I remember not really “getting” these illusions when I was a kid. I just didn’t find them interesting, it looked too straightforward.
The idea of a “2D screen inside our head” is not our natural intuition. Before learning about these things, I just felt that I simply percieve the environment around me. I don’t see a flat pixel grid in front of me when I walk around, I rather have a model of the environment that I continuously update and I percieve the objects “from where they are”, just like I feel leg pain as if it were “in my leg”, despite the fact that pain actually happens in the brain. I see objects where they are in the 3D model, not where they are on a virtual screen.

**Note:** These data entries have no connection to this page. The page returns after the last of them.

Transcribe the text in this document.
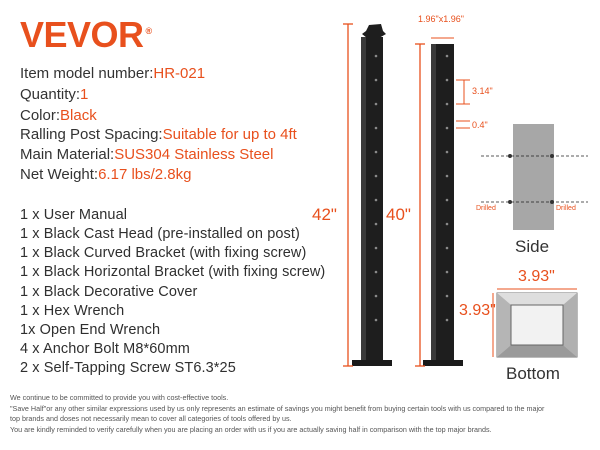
VEVOR ®
Item model number:HR-021
Quantity:1
Color:Black
Ralling Post Spacing:Suitable for up to 4ft
Main Material:SUS304 Stainless Steel
Net Weight:6.17 lbs/2.8kg
1 x User Manual
1 x Black Cast Head (pre-installed on post)
1 x Black Curved Bracket (with fixing screw)
1 x Black Horizontal Bracket (with fixing screw)
1 x Black Decorative Cover
1 x Hex Wrench
1x Open End Wrench
4 x Anchor Bolt M8*60mm
2 x Self-Tapping Screw ST6.3*25
We continue to be committed to provide you with cost-effective tools.
"Save Half"or any other similar expressions used by us only represents an estimate of savings you might benefit from buying certain tools with us compared to the major
top brands and doses not necessarily mean to cover all categories of tools offered by us.
You are kindly reminded to verify carefully when you are placing an order with us if you are actually saving half in comparison with the top major brands.
42"	40"
1.96"x1.96"
3.14"
0.4"
Drilled	Drilled
Side
3.93"
3.93"
Bottom
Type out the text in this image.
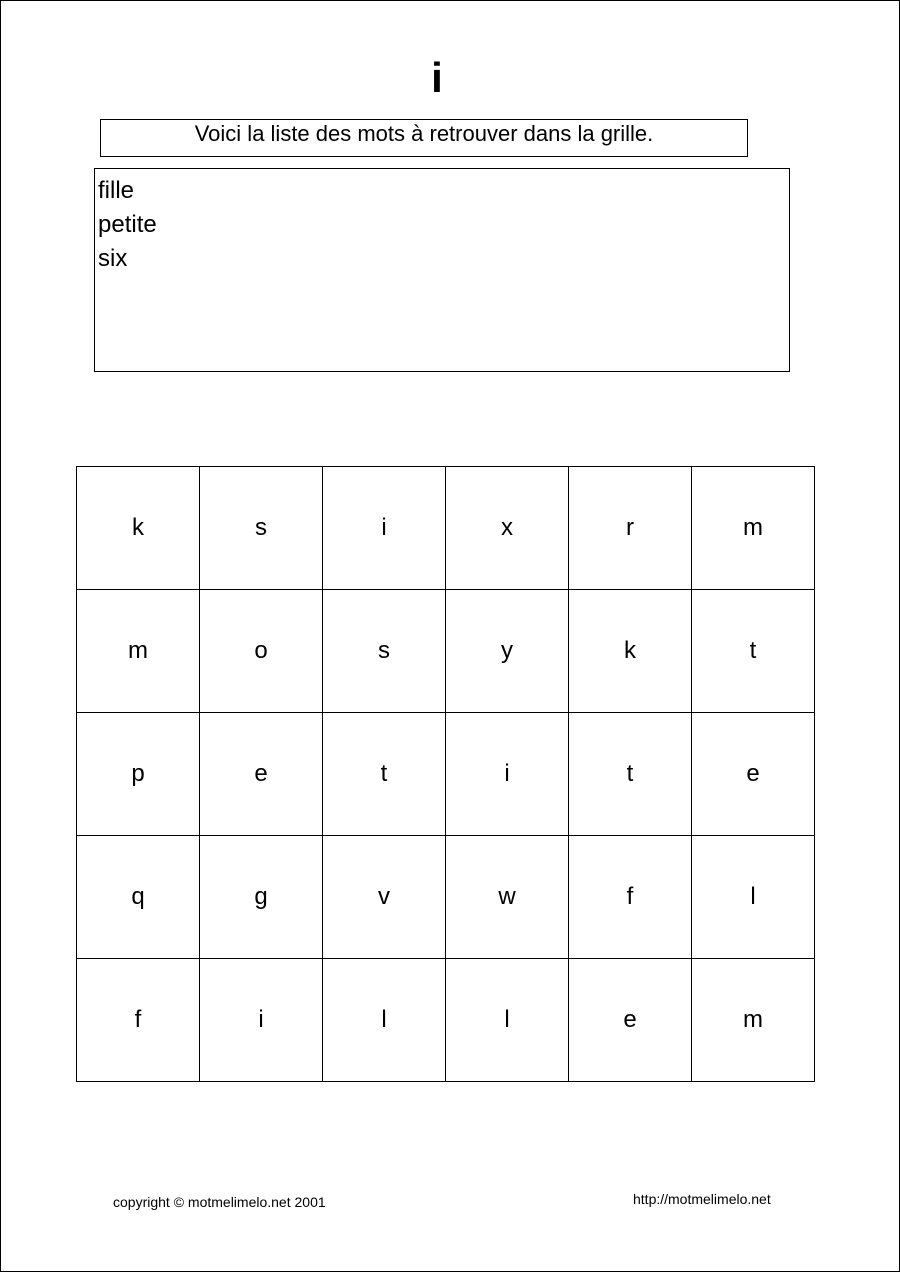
i
Voici la liste des mots à retrouver dans la grille.
fille
petite
six
k	s	i	x	r	m
m	o	s	y	k	t
p	e	t	i	t	e
q	g	v	w	f	l
f	i	l	l	e	m
copyright © motmelimelo.net 2001	http://motmelimelo.net
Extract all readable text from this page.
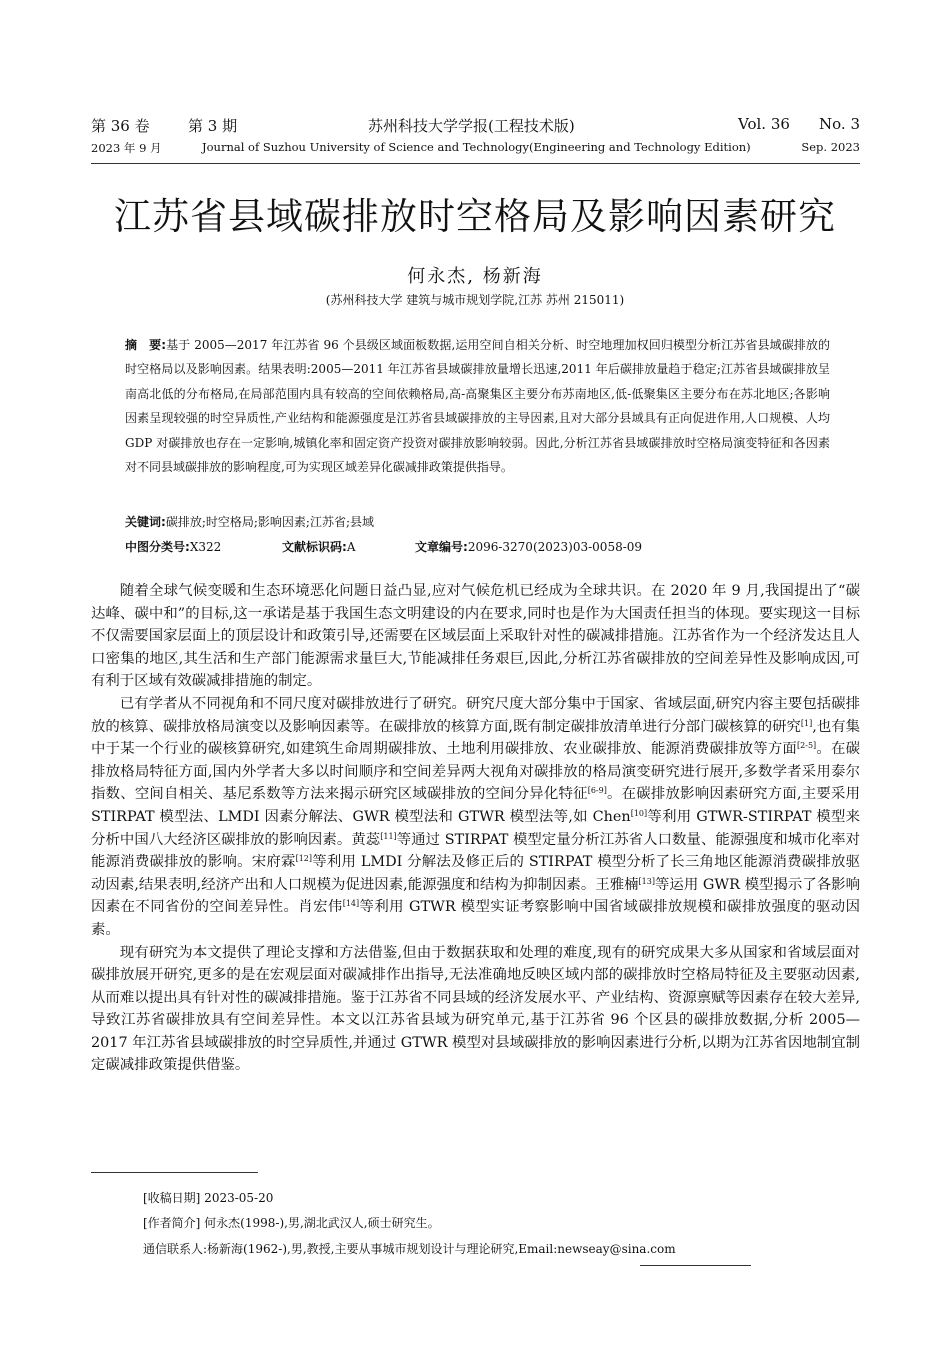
第 36 卷	第 3 期	苏州科技大学学报(工程技术版)	Vol. 36 No. 3
2023 年 9 月	Journal of Suzhou University of Science and Technology(Engineering and Technology Edition)	Sep. 2023
江苏省县域碳排放时空格局及影响因素研究
何永杰, 杨新海
(苏州科技大学 建筑与城市规划学院,江苏 苏州 215011)
摘　要:基于 2005—2017 年江苏省 96 个县级区域面板数据,运用空间自相关分析、时空地理加权回归模型分析江苏省县域碳排放的时空格局以及影响因素。结果表明:2005—2011 年江苏省县域碳排放量增长迅速,2011 年后碳排放量趋于稳定;江苏省县域碳排放呈南高北低的分布格局,在局部范围内具有较高的空间依赖格局,高-高聚集区主要分布苏南地区,低-低聚集区主要分布在苏北地区;各影响因素呈现较强的时空异质性,产业结构和能源强度是江苏省县域碳排放的主导因素,且对大部分县域具有正向促进作用,人口规模、人均 GDP 对碳排放也存在一定影响,城镇化率和固定资产投资对碳排放影响较弱。因此,分析江苏省县域碳排放时空格局演变特征和各因素对不同县域碳排放的影响程度,可为实现区域差异化碳减排政策提供指导。
关键词:碳排放;时空格局;影响因素;江苏省;县域
中图分类号:X322	文献标识码:A	文章编号:2096-3270(2023)03-0058-09

随着全球气候变暖和生态环境恶化问题日益凸显,应对气候危机已经成为全球共识。在 2020 年 9 月,我国提出了“碳达峰、碳中和”的目标,这一承诺是基于我国生态文明建设的内在要求,同时也是作为大国责任担当的体现。要实现这一目标不仅需要国家层面上的顶层设计和政策引导,还需要在区域层面上采取针对性的碳减排措施。江苏省作为一个经济发达且人口密集的地区,其生活和生产部门能源需求量巨大,节能减排任务艰巨,因此,分析江苏省碳排放的空间差异性及影响成因,可有利于区域有效碳减排措施的制定。

已有学者从不同视角和不同尺度对碳排放进行了研究。研究尺度大部分集中于国家、省域层面,研究内容主要包括碳排放的核算、碳排放格局演变以及影响因素等。在碳排放的核算方面,既有制定碳排放清单进行分部门碳核算的研究[1],也有集中于某一个行业的碳核算研究,如建筑生命周期碳排放、土地利用碳排放、农业碳排放、能源消费碳排放等方面[2-5]。在碳排放格局特征方面,国内外学者大多以时间顺序和空间差异两大视角对碳排放的格局演变研究进行展开,多数学者采用泰尔指数、空间自相关、基尼系数等方法来揭示研究区域碳排放的空间分异化特征[6-9]。在碳排放影响因素研究方面,主要采用 STIRPAT 模型法、LMDI 因素分解法、GWR 模型法和 GTWR 模型法等,如 Chen[10]等利用 GTWR-STIRPAT 模型来分析中国八大经济区碳排放的影响因素。黄蕊[11]等通过 STIRPAT 模型定量分析江苏省人口数量、能源强度和城市化率对能源消费碳排放的影响。宋府霖[12]等利用 LMDI 分解法及修正后的 STIRPAT 模型分析了长三角地区能源消费碳排放驱动因素,结果表明,经济产出和人口规模为促进因素,能源强度和结构为抑制因素。王雅楠[13]等运用 GWR 模型揭示了各影响因素在不同省份的空间差异性。肖宏伟[14]等利用 GTWR 模型实证考察影响中国省域碳排放规模和碳排放强度的驱动因素。

现有研究为本文提供了理论支撑和方法借鉴,但由于数据获取和处理的难度,现有的研究成果大多从国家和省域层面对碳排放展开研究,更多的是在宏观层面对碳减排作出指导,无法准确地反映区域内部的碳排放时空格局特征及主要驱动因素,从而难以提出具有针对性的碳减排措施。鉴于江苏省不同县域的经济发展水平、产业结构、资源禀赋等因素存在较大差异,导致江苏省碳排放具有空间差异性。本文以江苏省县域为研究单元,基于江苏省 96 个区县的碳排放数据,分析 2005—2017 年江苏省县域碳排放的时空异质性,并通过 GTWR 模型对县域碳排放的影响因素进行分析,以期为江苏省因地制宜制定碳减排政策提供借鉴。

[收稿日期] 2023-05-20
[作者简介] 何永杰(1998-),男,湖北武汉人,硕士研究生。
通信联系人:杨新海(1962-),男,教授,主要从事城市规划设计与理论研究,Email:newseay@sina.com
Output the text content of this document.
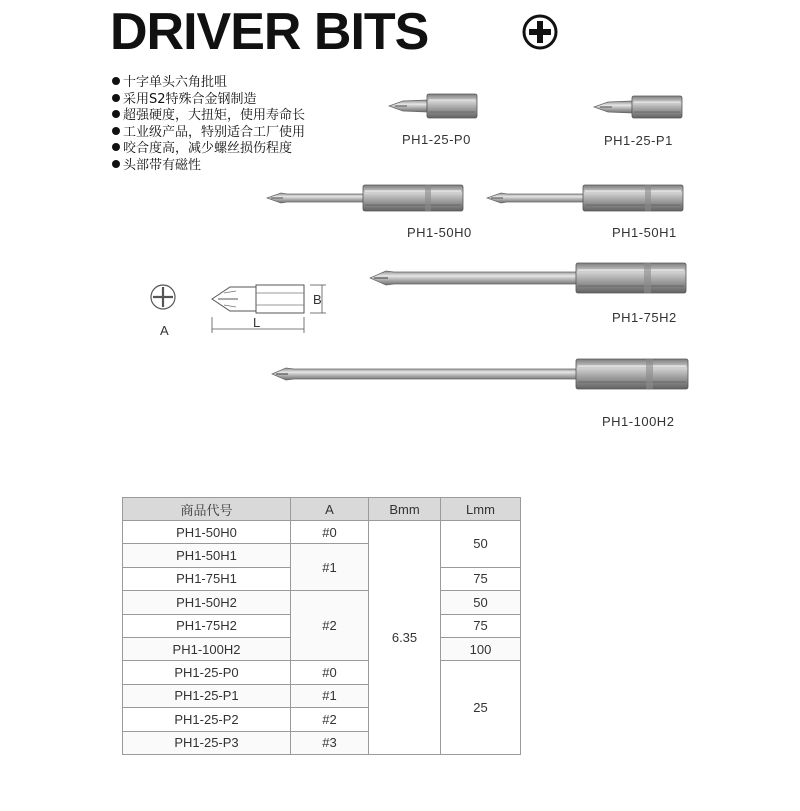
DRIVER BITS
十字单头六角批咀
采用S2特殊合金钢制造
超强硬度，大扭矩，使用寿命长
工业级产品，特别适合工厂使用
咬合度高，减少螺丝损伤程度
头部带有磁性
PH1-25-P0	PH1-25-P1
PH1-50H0	PH1-50H1
PH1-75H2
PH1-100H2
A
B
L
商品代号	A	Bmm	Lmm
PH1-50H0	#0	6.35	50
PH1-50H1	#1		
PH1-75H1			75
PH1-50H2	#2		50
PH1-75H2			75
PH1-100H2			100
PH1-25-P0	#0		25
PH1-25-P1	#1		
PH1-25-P2	#2		
PH1-25-P3	#3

The screen and pixels analogy may be so prevalent in modern times because of the TV, photos or even earlier realistic paintings. But early art was not really realistic, which I think either shows they were
not skilled enough to draw realistic art with perspective distortions and shading, or
they didn’t think of vision the way we do today, they were more focusing on the objects and their prototypical shapes, rather than their position in the visual field and the “actual colors”.
The second explanation seems more plausible to me.
These illusions are only illusions if you take the “2D screen and pixels” view of vision. Now that view is also important for technological applications, and it’s also biologically relevant (retina cells are sort-of pixels), I’m just saying it’s not really an illusion against builtin intuition.
That’s a triad too: naive instinctive signaling / signaling-aware people disliking signaling / signaling is actually a useful and necessary thing.